Schalkes neuer Trainer Manuel Baum baut um

Schalke 04

Er steht am Samstagabend (18.30 Uhr, Sky) unter besonderer Beobachtung: Manuel Baum gibt sein Debüt auf der Schalker Trainerbank im Auswärtsspiel bei RB Leipzig.

Gelsenkirchen

, 02.10.2020, 16:58 Uhr / Lesedauer: 2 min
Sebastian Rudy (l.) kehrt gegen Leipzig ins Mittelfeld zurück.

Sebastian Rudy (l.) kehrt gegen Leipzig ins Mittelfeld zurück. © dpa

Alles andere als eine Schalker Niederlage wäre eine faustdicke Überraschung, nachdem sich die Königsblauen zuletzt in bemitleidenswerter Verfassung präsentierten und ihre Negativserie auf nunmehr 18 Bundesligapartien in Folge ohne Sieg ausbauten.

Doch Baum ficht das nicht an. „Ich fahre mit einem sehr guten Gefühl nach Leipzig. Und das ist nicht gespielt, sondern das sage ich aus voller Überzeugung“, so der 41-Jährige, der seit Mittwoch das Kommando übernommen hat. Dass er Schalke in seiner Funktion als Sky-Experte vor zwei Wochen nur Rang 15 in der Bundesliga-Abschlusstabelle zutraute, kommentierte Baum gestern sympathisch-selbstironisch: „Der Baum kann nicht tippen“.
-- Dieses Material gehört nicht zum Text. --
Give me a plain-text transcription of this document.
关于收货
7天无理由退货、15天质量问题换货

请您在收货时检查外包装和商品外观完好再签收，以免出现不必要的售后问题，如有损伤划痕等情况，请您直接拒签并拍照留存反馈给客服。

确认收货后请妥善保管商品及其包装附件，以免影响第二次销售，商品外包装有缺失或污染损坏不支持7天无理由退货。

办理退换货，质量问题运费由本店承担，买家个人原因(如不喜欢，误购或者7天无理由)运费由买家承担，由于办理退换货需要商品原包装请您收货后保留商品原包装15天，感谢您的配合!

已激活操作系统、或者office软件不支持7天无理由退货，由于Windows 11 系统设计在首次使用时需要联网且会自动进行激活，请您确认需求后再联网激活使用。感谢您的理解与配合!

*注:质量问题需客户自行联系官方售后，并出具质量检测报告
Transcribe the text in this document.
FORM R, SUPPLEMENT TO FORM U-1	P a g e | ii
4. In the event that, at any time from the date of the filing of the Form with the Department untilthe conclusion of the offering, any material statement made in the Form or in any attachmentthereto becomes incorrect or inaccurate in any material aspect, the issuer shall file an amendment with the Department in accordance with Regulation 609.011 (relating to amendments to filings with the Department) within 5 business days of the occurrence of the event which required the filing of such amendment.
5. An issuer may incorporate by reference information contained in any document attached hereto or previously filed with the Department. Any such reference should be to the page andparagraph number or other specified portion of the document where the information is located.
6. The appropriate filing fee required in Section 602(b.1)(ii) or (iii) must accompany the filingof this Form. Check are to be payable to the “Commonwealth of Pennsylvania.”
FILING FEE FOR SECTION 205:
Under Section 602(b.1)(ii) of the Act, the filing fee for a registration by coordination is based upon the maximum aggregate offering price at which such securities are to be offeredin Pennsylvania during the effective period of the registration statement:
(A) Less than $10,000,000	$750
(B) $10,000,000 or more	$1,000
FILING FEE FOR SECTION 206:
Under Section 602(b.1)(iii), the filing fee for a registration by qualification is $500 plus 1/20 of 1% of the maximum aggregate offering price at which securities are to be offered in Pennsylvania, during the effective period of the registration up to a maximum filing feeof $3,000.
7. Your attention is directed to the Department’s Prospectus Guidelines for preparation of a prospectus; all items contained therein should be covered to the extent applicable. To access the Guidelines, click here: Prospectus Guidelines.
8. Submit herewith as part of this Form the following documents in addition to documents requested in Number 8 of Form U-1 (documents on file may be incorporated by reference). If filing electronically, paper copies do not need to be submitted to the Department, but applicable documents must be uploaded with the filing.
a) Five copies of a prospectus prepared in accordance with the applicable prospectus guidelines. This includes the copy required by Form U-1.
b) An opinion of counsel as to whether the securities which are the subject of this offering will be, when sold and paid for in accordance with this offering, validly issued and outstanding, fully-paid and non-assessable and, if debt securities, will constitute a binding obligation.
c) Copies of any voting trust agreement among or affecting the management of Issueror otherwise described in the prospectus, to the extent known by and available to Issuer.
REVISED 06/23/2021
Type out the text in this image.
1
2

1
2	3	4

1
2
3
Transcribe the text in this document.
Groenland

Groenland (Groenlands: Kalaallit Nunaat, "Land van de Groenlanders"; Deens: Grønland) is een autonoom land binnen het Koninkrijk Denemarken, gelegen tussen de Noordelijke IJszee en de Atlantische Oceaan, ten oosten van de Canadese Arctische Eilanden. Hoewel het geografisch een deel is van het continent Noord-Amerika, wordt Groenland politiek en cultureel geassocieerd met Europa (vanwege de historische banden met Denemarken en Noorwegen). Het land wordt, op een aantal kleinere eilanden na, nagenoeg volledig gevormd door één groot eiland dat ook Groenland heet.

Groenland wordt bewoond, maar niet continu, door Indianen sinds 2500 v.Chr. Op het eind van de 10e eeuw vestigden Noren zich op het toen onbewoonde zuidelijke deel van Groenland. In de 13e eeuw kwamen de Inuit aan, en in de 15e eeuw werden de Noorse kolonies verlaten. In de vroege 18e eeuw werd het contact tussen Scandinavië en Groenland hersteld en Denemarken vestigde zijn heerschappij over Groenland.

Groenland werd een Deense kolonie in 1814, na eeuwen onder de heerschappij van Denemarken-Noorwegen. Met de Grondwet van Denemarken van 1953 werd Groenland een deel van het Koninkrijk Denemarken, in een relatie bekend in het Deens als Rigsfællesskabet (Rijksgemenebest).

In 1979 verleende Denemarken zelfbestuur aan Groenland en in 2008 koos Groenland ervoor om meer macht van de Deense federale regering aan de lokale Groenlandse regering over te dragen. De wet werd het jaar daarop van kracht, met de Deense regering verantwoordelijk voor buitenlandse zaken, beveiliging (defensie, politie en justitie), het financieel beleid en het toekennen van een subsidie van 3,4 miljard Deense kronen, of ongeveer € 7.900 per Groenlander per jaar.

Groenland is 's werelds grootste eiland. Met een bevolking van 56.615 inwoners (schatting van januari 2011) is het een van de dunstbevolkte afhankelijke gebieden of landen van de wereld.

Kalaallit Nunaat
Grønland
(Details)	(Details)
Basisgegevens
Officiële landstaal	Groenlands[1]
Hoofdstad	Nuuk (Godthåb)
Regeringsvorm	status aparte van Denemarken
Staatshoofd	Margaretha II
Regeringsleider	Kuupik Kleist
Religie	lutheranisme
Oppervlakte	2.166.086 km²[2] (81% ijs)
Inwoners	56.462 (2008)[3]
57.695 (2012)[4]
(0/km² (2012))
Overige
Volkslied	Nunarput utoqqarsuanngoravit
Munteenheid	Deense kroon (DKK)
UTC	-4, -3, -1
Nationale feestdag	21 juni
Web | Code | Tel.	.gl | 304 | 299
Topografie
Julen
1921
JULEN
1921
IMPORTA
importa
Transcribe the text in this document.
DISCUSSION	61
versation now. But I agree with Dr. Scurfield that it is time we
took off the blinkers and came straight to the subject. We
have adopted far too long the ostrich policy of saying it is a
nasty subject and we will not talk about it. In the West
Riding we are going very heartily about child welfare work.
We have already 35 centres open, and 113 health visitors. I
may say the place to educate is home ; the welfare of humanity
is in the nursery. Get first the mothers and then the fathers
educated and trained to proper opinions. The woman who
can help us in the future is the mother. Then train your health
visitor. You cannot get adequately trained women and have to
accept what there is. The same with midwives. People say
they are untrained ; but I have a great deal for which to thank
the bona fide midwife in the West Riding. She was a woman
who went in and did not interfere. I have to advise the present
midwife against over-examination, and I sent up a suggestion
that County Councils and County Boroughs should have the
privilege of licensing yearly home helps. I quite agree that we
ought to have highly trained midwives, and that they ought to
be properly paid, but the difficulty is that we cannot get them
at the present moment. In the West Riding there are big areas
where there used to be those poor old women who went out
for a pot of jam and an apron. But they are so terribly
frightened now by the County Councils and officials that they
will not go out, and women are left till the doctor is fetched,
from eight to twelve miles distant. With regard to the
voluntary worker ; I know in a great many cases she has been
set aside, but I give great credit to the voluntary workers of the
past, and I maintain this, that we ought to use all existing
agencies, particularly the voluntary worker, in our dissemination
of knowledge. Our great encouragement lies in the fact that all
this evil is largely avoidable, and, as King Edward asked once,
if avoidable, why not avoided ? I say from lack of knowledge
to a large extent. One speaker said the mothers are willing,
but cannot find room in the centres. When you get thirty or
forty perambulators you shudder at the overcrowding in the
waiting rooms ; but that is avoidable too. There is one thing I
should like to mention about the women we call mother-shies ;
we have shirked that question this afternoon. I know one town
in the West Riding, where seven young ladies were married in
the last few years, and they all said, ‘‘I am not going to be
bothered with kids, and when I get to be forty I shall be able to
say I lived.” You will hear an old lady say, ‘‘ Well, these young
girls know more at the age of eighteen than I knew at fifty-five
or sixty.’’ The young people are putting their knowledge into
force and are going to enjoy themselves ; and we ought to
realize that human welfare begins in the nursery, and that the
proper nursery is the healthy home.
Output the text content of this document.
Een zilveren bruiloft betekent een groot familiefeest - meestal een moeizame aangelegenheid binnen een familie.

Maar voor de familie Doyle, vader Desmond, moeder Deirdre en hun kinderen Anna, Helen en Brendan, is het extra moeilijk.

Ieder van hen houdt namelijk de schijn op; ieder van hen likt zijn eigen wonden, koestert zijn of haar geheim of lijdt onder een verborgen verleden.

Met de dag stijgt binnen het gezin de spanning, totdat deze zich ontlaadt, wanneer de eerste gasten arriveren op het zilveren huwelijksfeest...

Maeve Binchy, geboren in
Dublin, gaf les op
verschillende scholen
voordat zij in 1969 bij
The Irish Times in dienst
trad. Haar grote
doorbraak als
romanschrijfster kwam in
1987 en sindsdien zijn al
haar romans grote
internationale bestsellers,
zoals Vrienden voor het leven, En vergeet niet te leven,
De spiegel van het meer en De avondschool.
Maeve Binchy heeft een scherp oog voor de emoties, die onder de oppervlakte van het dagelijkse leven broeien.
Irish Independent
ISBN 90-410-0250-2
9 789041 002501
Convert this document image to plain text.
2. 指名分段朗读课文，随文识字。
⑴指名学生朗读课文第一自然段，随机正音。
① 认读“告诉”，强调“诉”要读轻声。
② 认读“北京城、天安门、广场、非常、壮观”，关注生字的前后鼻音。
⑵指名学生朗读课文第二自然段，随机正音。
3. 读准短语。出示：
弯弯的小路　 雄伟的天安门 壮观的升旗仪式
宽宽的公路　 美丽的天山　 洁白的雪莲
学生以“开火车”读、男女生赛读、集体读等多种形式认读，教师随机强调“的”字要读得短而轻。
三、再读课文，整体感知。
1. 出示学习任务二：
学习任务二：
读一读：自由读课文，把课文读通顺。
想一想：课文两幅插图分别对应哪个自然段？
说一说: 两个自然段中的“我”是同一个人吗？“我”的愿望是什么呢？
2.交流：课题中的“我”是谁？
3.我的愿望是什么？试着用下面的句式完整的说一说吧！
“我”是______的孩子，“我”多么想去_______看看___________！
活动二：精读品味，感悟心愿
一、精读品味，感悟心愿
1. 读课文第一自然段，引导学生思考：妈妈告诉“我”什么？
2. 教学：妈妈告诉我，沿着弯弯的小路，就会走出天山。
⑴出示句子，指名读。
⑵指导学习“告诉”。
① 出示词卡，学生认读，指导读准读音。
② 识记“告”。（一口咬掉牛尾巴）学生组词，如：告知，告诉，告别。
Im Vorjahr 3:1 in Leipzig gewonnen

Solche Fähigkeiten sind auf Schalke zurzeit auch nicht unbedingt gefragt. Vielmehr wird vom neuen Trainer mehr erhofft als erwartet, dass er die Schalker Mannschaft wieder auf Vordermann. Ein Erfolgserlebnis ist so schnell wie möglich nötig, um die angeknackste Psyche einer völlig verunsicherten Mannschaft wenigstens ein bisschen zu stabilisieren.

Auch Schalkes Fans sehnen ein Ende der Horrorserie herbei. Wehmütig erinnern sie sich an den letzten Auftritt ihrer Mannschaft in Leipzig zurück, wo die Königsblauen den damaligen Tabellenführer mit 3:1 düpierten und eine der besten Saisonleistungen zeigten. Vergleicht man diesen Auftritt am 28. September 2019 mit den aktuellen Darbietungen der Schalker Mannschaft, wird der Leistungsabfall offenkundig.

Rudy rückt ins Mittelfeld

Um den Negativtrend zu stoppen, wird Baum erste Umbaumaßnahmen im Kader vornehmen. Als Rechtsverteidiger wird Sebastian Rudy unter Baum nicht auflaufen. Er lobte den 30-Jährigen als „hervorragenden Mittelfeldspieler für das Zentrum“. Deshalb dürfte Alessandro Schöpf sich als rechter Verteidiger versuchen.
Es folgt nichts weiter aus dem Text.